»Walker.« Morgan kam auf ihn zu, einen Arm noch immer um das Mädchen geschlungen. »Ich habe überall gesucht. Ich dachte, euch sei auch etwas zugestoßen.«
Er berichtete ihnen, was Horner Dees und ihm widerfahren war, wie sie durch die Falltüre auf die Rutsche gestürzt waren und zu ihrem Entsetzen mit dem schlafenden Malmschlund direkt unter sich konfrontiert gewesen waren. Seine Augen waren wild und leuchtend, als er beschrieb, wie es ihm irgendwie gelungen war, die Magie des Schwertes von Leah, die er für verloren gehalten hatte, noch einmal freizusetzen.
Mit ihrer Hilfe waren sie entkommen. Für die Nacht hatten sie Zuflucht in der Nähe gesucht, und bei Tagesanbruch waren sie an die Stelle zurückgekehrt, wo sie die Gefährten verlassen hatten. Doch sie hatten das Gebäude leer gefunden und keinerlei Hinweis darauf, daß irgendwer zurückgekommen war. In Sorge um Quickening – um sie alle, beeilte er sich, hinzuzufügen – hatte er Dees zurückgelassen, um auf sie zu warten, und war allein auf die Suche gegangen.

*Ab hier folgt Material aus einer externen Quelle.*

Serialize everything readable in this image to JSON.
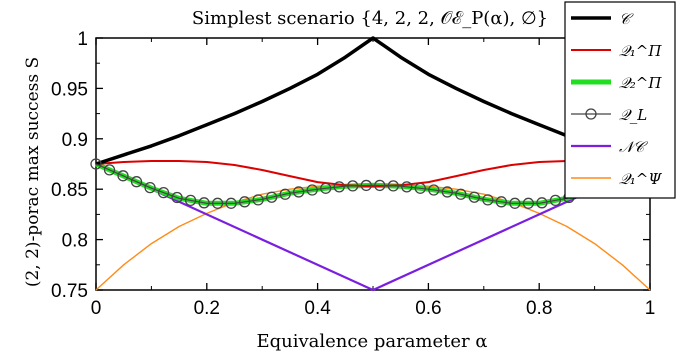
{
  "chart_data": {
    "type": "line",
    "title": "Simplest scenario {4, 2, 2, 𝒪ℰ_P(α), ∅}",
    "xlabel": "Equivalence parameter α",
    "ylabel": "(2, 2)-porac max success S",
    "xlim": [
      0,
      1
    ],
    "ylim": [
      0.75,
      1.0
    ],
    "xticks": [
      0,
      0.2,
      0.4,
      0.6,
      0.8,
      1
    ],
    "xtick_labels": [
      "0",
      "0.2",
      "0.4",
      "0.6",
      "0.8",
      "1"
    ],
    "yticks": [
      0.75,
      0.8,
      0.85,
      0.9,
      0.95,
      1.0
    ],
    "ytick_labels": [
      "0.75",
      "0.8",
      "0.85",
      "0.9",
      "0.95",
      "1"
    ],
    "grid": false,
    "legend_position": "top-right",
    "series": [
      {
        "name": "𝒞",
        "color": "#000000",
        "x": [
          0,
          0.05,
          0.1,
          0.15,
          0.2,
          0.25,
          0.3,
          0.35,
          0.4,
          0.45,
          0.5,
          0.55,
          0.6,
          0.65,
          0.7,
          0.75,
          0.8,
          0.85,
          0.9,
          0.95,
          1
        ],
        "y": [
          0.875,
          0.884,
          0.893,
          0.903,
          0.914,
          0.925,
          0.937,
          0.95,
          0.964,
          0.981,
          1.0,
          0.981,
          0.964,
          0.95,
          0.937,
          0.925,
          0.914,
          0.903,
          0.893,
          0.884,
          0.875
        ]
      },
      {
        "name": "𝒬₁^Π",
        "color": "#dd0000",
        "x": [
          0,
          0.05,
          0.1,
          0.15,
          0.2,
          0.25,
          0.3,
          0.35,
          0.4,
          0.45,
          0.5,
          0.55,
          0.6,
          0.65,
          0.7,
          0.75,
          0.8,
          0.85,
          0.9,
          0.95,
          1
        ],
        "y": [
          0.875,
          0.877,
          0.878,
          0.878,
          0.877,
          0.874,
          0.869,
          0.863,
          0.857,
          0.854,
          0.853,
          0.854,
          0.857,
          0.863,
          0.869,
          0.874,
          0.877,
          0.878,
          0.878,
          0.877,
          0.875
        ]
      },
      {
        "name": "𝒬₂^Π",
        "color": "#22dd22",
        "x": [
          0,
          0.05,
          0.1,
          0.15,
          0.2,
          0.25,
          0.3,
          0.35,
          0.4,
          0.45,
          0.5,
          0.55,
          0.6,
          0.65,
          0.7,
          0.75,
          0.8,
          0.85,
          0.9,
          0.95,
          1
        ],
        "y": [
          0.875,
          0.863,
          0.851,
          0.841,
          0.836,
          0.836,
          0.84,
          0.846,
          0.85,
          0.853,
          0.854,
          0.853,
          0.85,
          0.846,
          0.84,
          0.836,
          0.836,
          0.841,
          0.851,
          0.863,
          0.875
        ]
      },
      {
        "name": "𝒬_L",
        "color": "#444444",
        "x": [
          0,
          0.05,
          0.1,
          0.15,
          0.2,
          0.25,
          0.3,
          0.35,
          0.4,
          0.45,
          0.5,
          0.55,
          0.6,
          0.65,
          0.7,
          0.75,
          0.8,
          0.85,
          0.9,
          0.95,
          1
        ],
        "y": [
          0.875,
          0.863,
          0.851,
          0.841,
          0.836,
          0.836,
          0.84,
          0.846,
          0.85,
          0.853,
          0.854,
          0.853,
          0.85,
          0.846,
          0.84,
          0.836,
          0.836,
          0.841,
          0.851,
          0.863,
          0.875
        ]
      },
      {
        "name": "𝒩𝒞",
        "color": "#7a1fe0",
        "x": [
          0,
          0.5,
          1
        ],
        "y": [
          0.875,
          0.75,
          0.875
        ]
      },
      {
        "name": "𝒬₁^Ψ",
        "color": "#ff8c1a",
        "x": [
          0,
          0.05,
          0.1,
          0.15,
          0.2,
          0.25,
          0.3,
          0.35,
          0.4,
          0.45,
          0.5,
          0.55,
          0.6,
          0.65,
          0.7,
          0.75,
          0.8,
          0.85,
          0.9,
          0.95,
          1
        ],
        "y": [
          0.75,
          0.775,
          0.796,
          0.813,
          0.826,
          0.837,
          0.845,
          0.85,
          0.853,
          0.854,
          0.854,
          0.854,
          0.853,
          0.85,
          0.845,
          0.837,
          0.826,
          0.813,
          0.796,
          0.775,
          0.75
        ]
      }
    ]
  }
}
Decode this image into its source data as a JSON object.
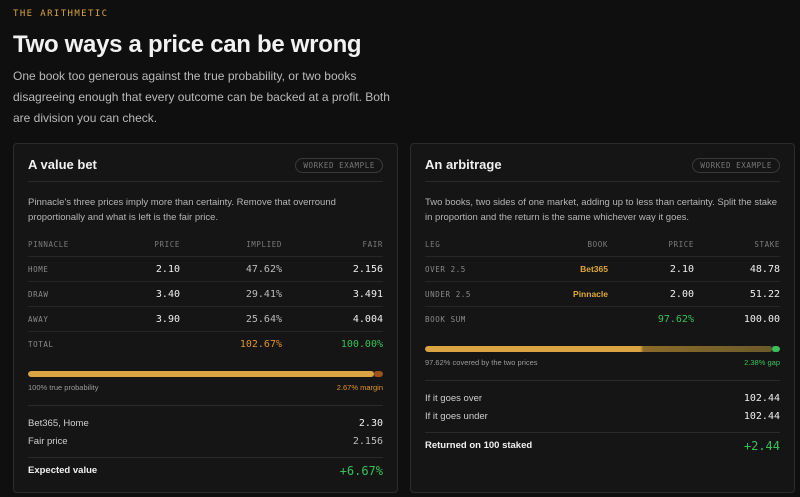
{
  "eyebrow": "THE ARITHMETIC",
  "title": "Two ways a price can be wrong",
  "intro": "One book too generous against the true probability, or two books disagreeing enough that every outcome can be backed at a profit. Both are division you can check.",
  "colors": {
    "accent": "#d9a441",
    "green": "#38c15a",
    "orange": "#e0932f",
    "background": "#0f0f0f"
  },
  "value_bet": {
    "title": "A value bet",
    "badge": "WORKED EXAMPLE",
    "description": "Pinnacle's three prices imply more than certainty. Remove that overround proportionally and what is left is the fair price.",
    "headers": [
      "PINNACLE",
      "PRICE",
      "IMPLIED",
      "FAIR"
    ],
    "rows": [
      {
        "label": "HOME",
        "price": "2.10",
        "implied": "47.62%",
        "fair": "2.156"
      },
      {
        "label": "DRAW",
        "price": "3.40",
        "implied": "29.41%",
        "fair": "3.491"
      },
      {
        "label": "AWAY",
        "price": "3.90",
        "implied": "25.64%",
        "fair": "4.004"
      }
    ],
    "total": {
      "label": "TOTAL",
      "implied": "102.67%",
      "fair": "100.00%"
    },
    "bar": {
      "true_fraction": 0.974,
      "left_caption": "100% true probability",
      "right_caption": "2.67% margin"
    },
    "summary": [
      {
        "label": "Bet365, Home",
        "value": "2.30"
      },
      {
        "label": "Fair price",
        "value": "2.156"
      }
    ],
    "result": {
      "label": "Expected value",
      "value": "+6.67%"
    }
  },
  "arbitrage": {
    "title": "An arbitrage",
    "badge": "WORKED EXAMPLE",
    "description": "Two books, two sides of one market, adding up to less than certainty. Split the stake in proportion and the return is the same whichever way it goes.",
    "headers": [
      "LEG",
      "BOOK",
      "PRICE",
      "STAKE"
    ],
    "rows": [
      {
        "label": "OVER 2.5",
        "book": "Bet365",
        "price": "2.10",
        "stake": "48.78"
      },
      {
        "label": "UNDER 2.5",
        "book": "Pinnacle",
        "price": "2.00",
        "stake": "51.22"
      }
    ],
    "sum": {
      "label": "BOOK SUM",
      "price": "97.62%",
      "stake": "100.00"
    },
    "bar": {
      "covered_fraction": 0.9762,
      "left_caption": "97.62% covered by the two prices",
      "right_caption": "2.38% gap"
    },
    "outcomes": [
      {
        "label": "If it goes over",
        "value": "102.44"
      },
      {
        "label": "If it goes under",
        "value": "102.44"
      }
    ],
    "result": {
      "label": "Returned on 100 staked",
      "value": "+2.44"
    }
  }
}
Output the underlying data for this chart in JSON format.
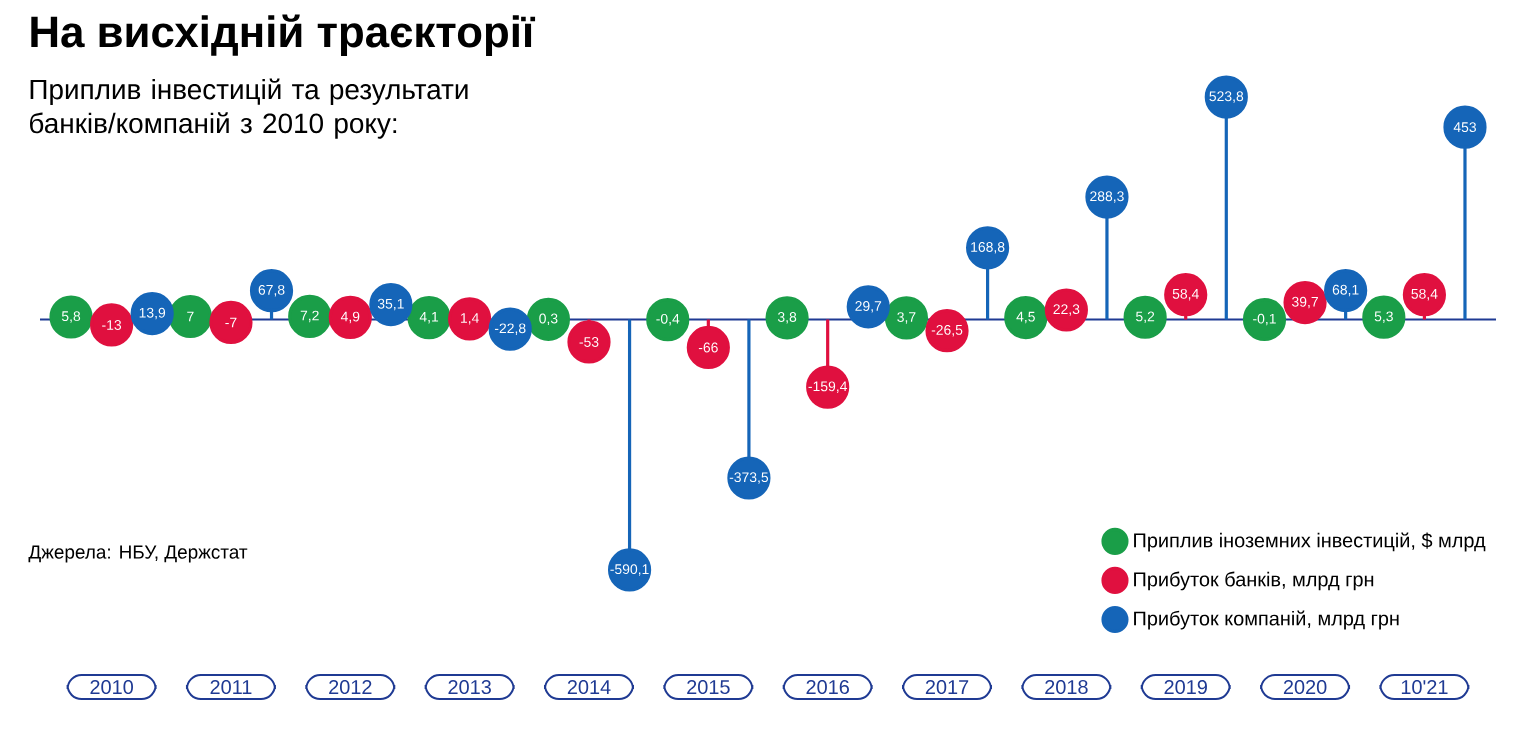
{
  "chart_data": {
    "type": "lollipop",
    "title": "На висхідній траєкторії",
    "subtitle": "Приплив інвестицій та результати банків/компаній з 2010 року:",
    "categories": [
      "2010",
      "2011",
      "2012",
      "2013",
      "2014",
      "2015",
      "2016",
      "2017",
      "2018",
      "2019",
      "2020",
      "10'21"
    ],
    "series": [
      {
        "name": "Приплив іноземних інвестицій, $ млрд",
        "color": "#1a9e48",
        "values": [
          5.8,
          7,
          7.2,
          4.1,
          0.3,
          -0.4,
          3.8,
          3.7,
          4.5,
          5.2,
          -0.1,
          5.3
        ],
        "value_labels": [
          "5,8",
          "7",
          "7,2",
          "4,1",
          "0,3",
          "-0,4",
          "3,8",
          "3,7",
          "4,5",
          "5,2",
          "-0,1",
          "5,3"
        ]
      },
      {
        "name": "Прибуток банків, млрд грн",
        "color": "#e0103f",
        "values": [
          -13,
          -7,
          4.9,
          1.4,
          -53,
          -66,
          -159.4,
          -26.5,
          22.3,
          58.4,
          39.7,
          58.4
        ],
        "value_labels": [
          "-13",
          "-7",
          "4,9",
          "1,4",
          "-53",
          "-66",
          "-159,4",
          "-26,5",
          "22,3",
          "58,4",
          "39,7",
          "58,4"
        ]
      },
      {
        "name": "Прибуток компаній, млрд грн",
        "color": "#1565b8",
        "values": [
          13.9,
          67.8,
          35.1,
          -22.8,
          -590.1,
          -373.5,
          29.7,
          168.8,
          288.3,
          523.8,
          68.1,
          453
        ],
        "value_labels": [
          "13,9",
          "67,8",
          "35,1",
          "-22,8",
          "-590,1",
          "-373,5",
          "29,7",
          "168,8",
          "288,3",
          "523,8",
          "68,1",
          "453"
        ]
      }
    ],
    "annotations": [
      "Джерела: НБУ, Держстат"
    ],
    "ref_lines": [
      {
        "axis": "y",
        "value": 0,
        "color": "#1f3a93"
      }
    ],
    "marker": "circle",
    "legend": "bottom right"
  }
}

»Horner Dees war bereit, ebenfalls mitzukommen, aber ich habe es nicht zugelassen. Die Wahrheit ist, daß er sich nie wieder bewegen würde, wenn das möglich wäre – zumindest bis es Zeit ist, von hier fortzugehen.« Der Hochländer grinste breit. »Er hat die Nase voll von Eldwist und den Falltüren; er wünscht sich in das Bierhaus in Rampling Steep zurück!« Dann hielt er inne und schaute suchend an ihnen vorbei. »Wo ist Carisman?«
Jetzt waren sie an der Reihe, und Quickening berichtete mit ruhiger und seltsam tröstender Stimme die Ereignisse, die zum Tod des Sängers geführt hatten. Aber Morgan Leahs Gesicht war dennoch von Kummer und Zorn gezeichnet, als sie endete.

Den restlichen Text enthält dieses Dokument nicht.